Retrouver mon stana a été un vrai soulagement, autant sur le plan physique qu'émotionnel. Je me suis sentie revivre. Pas que les sorts de soins de Sam aient été inefficaces, mais l'autoguérison est tout de même plus rapide et donc moins douloureuse.

En revanche, je faisais toujours ces drôles de rêves qui me paraissaient si réels, mais de peur qu'on me dise que ce n'était pas normal, je n'en avais parlé à personne.

— Tu nous as fait peur quand même! me dit une rouquine assise à mes côtés.

— J'en suis désolée! Mais maintenant, tout est rentré dans l'ordre!

Je cherchais Elora du regard. Elle avait encore disparu. Était-ce parce qu'elle ne voulait pas se retrouver au milieu de l'attroupement que ma présence créait?

Ou alors elle s'est peut-être fait une autre amie?

Cette pensée me fit sourire, mais m'attrista également. Elle aurait pu m'en parler si c'était le cas.

Elora était revenue me rendre visite samedi et dimanche, mais je l'avais trouvé un peu bizarre et elle m'avait semblé avoir l'esprit ailleurs. Elle n'avait pas cessé de regarder vers la porte, comme si elle était pressée de sortir.

Quant au garçon aux cheveux bleus, il n'avait pas donné signe de vie depuis la nuit durant laquelle il avait fait la promesse de m'aider à comprendre ce qui se passait.

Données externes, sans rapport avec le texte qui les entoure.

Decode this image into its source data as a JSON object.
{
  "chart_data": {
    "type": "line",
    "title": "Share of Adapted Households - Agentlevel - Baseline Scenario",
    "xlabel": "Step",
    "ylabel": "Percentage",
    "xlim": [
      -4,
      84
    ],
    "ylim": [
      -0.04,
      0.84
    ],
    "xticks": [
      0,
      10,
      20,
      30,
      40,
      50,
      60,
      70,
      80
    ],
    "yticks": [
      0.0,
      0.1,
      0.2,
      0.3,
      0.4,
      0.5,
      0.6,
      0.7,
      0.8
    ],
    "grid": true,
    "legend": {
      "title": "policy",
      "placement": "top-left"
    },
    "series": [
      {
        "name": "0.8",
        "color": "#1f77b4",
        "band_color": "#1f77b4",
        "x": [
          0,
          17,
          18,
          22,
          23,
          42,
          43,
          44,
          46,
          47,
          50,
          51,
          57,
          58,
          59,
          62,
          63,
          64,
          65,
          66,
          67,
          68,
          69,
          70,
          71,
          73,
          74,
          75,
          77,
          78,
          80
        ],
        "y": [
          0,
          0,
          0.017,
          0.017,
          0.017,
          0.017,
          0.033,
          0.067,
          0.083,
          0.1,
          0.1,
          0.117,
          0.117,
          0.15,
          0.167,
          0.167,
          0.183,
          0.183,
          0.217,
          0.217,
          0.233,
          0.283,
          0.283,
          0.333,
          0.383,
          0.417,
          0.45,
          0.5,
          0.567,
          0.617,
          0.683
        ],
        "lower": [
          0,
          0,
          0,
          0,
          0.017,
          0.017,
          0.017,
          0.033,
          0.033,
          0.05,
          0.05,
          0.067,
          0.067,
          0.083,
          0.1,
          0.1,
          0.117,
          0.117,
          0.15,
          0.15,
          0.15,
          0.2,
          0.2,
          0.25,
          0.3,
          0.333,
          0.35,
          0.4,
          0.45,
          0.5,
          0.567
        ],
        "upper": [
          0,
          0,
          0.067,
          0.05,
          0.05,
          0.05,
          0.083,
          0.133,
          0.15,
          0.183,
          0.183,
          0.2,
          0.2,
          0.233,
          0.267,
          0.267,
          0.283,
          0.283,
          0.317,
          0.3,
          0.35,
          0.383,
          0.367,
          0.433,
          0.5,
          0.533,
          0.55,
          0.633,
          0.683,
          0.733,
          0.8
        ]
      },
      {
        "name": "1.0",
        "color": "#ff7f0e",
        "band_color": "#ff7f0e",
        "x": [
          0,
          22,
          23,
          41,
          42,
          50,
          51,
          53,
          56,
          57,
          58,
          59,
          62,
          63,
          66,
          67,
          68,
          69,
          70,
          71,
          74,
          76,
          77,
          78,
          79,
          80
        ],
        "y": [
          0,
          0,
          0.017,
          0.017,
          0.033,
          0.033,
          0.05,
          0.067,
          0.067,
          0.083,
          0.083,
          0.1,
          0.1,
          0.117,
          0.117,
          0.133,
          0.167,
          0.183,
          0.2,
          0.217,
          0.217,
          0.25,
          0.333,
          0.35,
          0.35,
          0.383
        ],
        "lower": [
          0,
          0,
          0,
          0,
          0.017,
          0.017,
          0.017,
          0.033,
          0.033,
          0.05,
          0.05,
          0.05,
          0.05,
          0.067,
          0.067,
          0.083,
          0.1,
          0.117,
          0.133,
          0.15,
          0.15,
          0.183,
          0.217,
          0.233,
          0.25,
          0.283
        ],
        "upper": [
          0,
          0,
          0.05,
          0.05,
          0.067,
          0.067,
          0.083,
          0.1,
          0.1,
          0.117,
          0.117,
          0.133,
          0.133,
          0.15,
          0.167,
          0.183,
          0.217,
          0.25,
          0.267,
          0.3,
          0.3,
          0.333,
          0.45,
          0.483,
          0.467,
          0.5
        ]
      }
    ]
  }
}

Je ne savais pas trop quoi penser de lui. J'avais l'impression de le connaître plus que ce que mes souvenirs me laissaient croire, mais en même temps, pourquoi n'était-il pas revenu me faire part de ses découvertes? Finalement, ça ne m'aurait peut-être pas avancé à grand-chose, mais dans les faits, il n'avait pas tenu parole.

La cloche sonna la fin de la pause déjeuner. Les élèves s'éparpillèrent pour aller récupérer leurs affaires avant de rejoindre leurs salles de classe. Toujours pas d'Elora en vue... De toute façon, je la retrouverai en cours de langue.

Je m'assis à ma place habituelle. Mon amie n'était pas encore là, mais il lui arrivait d'être parfois encore plus en retard que moi donc je ne m'inquiétais pas.

Sauf que la deuxième sonnerie retentit et que le prof commença son speech alors que la chaise à côté de moi restait désespérément vide.

Elora n'avait jamais séché de cours, je me demandais bien pourquoi elle manquait à l'appelle cette après-midi. En même temps, si elle avait vraiment été très en retard, je l'aurais mal vu se présenter au milieu d'une session et se retrouver au centre de l'attention. Elle avait juste dû être un peu plus à la bourre que d'habitude.

— Psst!

Jason, le garçon assis au bureau derrière moi, venait de donner un coup de pied dans ma chaise pour m'interpeler.

— Qu'y a-t-il Jason? ai-je chuchoté très bas sans me retourner.

Ce garçon était un oami. Avec son stana de loup, je savais qu'il pouvait m'entendre sans problème. Je suis certaine qu'en ce moment, il devait même percevoir jusqu'aux battements de mon cœur. Il attendit que le prof ait le dos tourné pour se pencher vers moi et me glissa un papier dans la poche.

— T'as l'air inquiète de pas voir ta pote aujourd'hui... C'est elle qui m'a donné ça pour toi ce midi.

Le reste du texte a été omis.